Neither Mares nor Green would comment on any process being discussed, citing the state’s mandate of absolute secrecy and threat of a lawsuit or contempt charge.

“We continue to seek ways to involve the community and anticipate the community will have input in some way,” they said in an email. “The board will enter into closed session discussions (at the board meeting) on April 4 related to the AGO’s investigation. At this time, the district does not know if there will be anything to share on the 4th.”

The board meeting is scheduled for 6 p.m. Thursday at Bayside Martin Luther King Jr. Academy, 200 Phillips Drive, Marin City.

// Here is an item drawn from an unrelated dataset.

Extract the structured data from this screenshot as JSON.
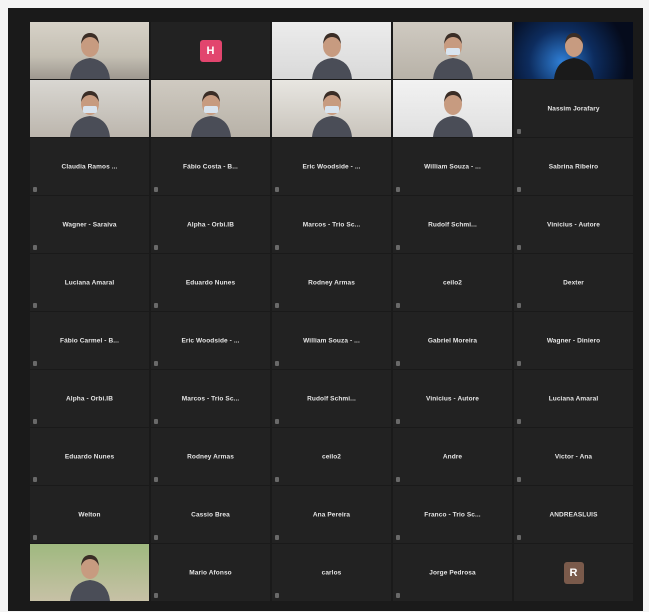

Meanwhile, trustees voted Monday to retain attorney Sue Ann Salmon-Evans, of the law firm Dannis, Woliver and Kelley, to defend the district in a lawsuit filed March 5 by Willow Creek over the amount of money allocated to the charter school in the 2019-20 budget. Salmon-Evans, who has also served as attorney for the Ross Valley School District in a lawsuit by the Ross Valley Charter school against the Ross Valley district, is well-versed in the complexities of charter school law in California, Mares told the board prior to the vote at the special board meeting in Marin City.

Also Monday, the trustees voted to waive potential conflict-of-interest concerns over attorney Ed Sklar, of the law firm Lozano Smith, who is representing Marin County Superintendent of Schools Mary Jane Burke, another defendant in the Willow Creek suit. Sklar has previously represented the Sausalito Marin City School District, but Salmon-Evans, who attended Monday’s special board meeting, said she thought the waiver was acceptable. Salmon-Evans told the board she didn’t think conflict of interest would be a problem, adding that the board could revoke the waiver if they found that Sklar took a position that was adverse to the district.

Willow Creek is represented by the law firm Young Minney and Corr — the same firm that has represented Ross Valley Charter in its lawsuit against that district.

“With regard to the lawsuit, there is not much to report,” Weinsheimer said in an email. “Both the district and superintendent Burke have suspended conversations about funding and facilities, pointing to the lawsuit. We think this is unfortunate, and hope that they will soon re-open communication channels so we can resolve the issues outside the courtroom.”

Despite the conflict over the budget, Weinsheimer said Willow Creek and the district “have made strong progress” on a plan to continue collaborating on special education services for next year.

“We are also expecting, by Monday, to receive the district’s final proposal for providing WCA reasonably equivalent facilities under (state) Proposition 39,” he said. The latter is a state law that mandates public schools to offer “reasonably equivalent” facilities to charter schools.

Burns, meanwhile, reiterated his previously voiced support of Willow Creek, which has a student body about 40 percent white and the rest racially diverse. He has said publicly he supports combining Willow Creek and Bayside MLK, which is predominantly black, into one school system.

“As I have stated in public hearings, my personal belief is that the district has failed the residents of Sausalito in providing suitable public education, for decades,” Burns said in an email. “The district has not addressed a plan nor goal to provide an adequate level of service.

“There seems to be a lot of discussion about traditional school, geography of two communities, socioeconomics and racial equality,” Burns added. “But, I see a school (Willow Creek) that is delivering on its plan to provide suitable education regardless of community, affluence or race; yet that is the platform the district seems intent to defund and uproot. Willow Creek Academy seems to prove that results aren’t about money, race or campus location, but solely about leadership and ideology.”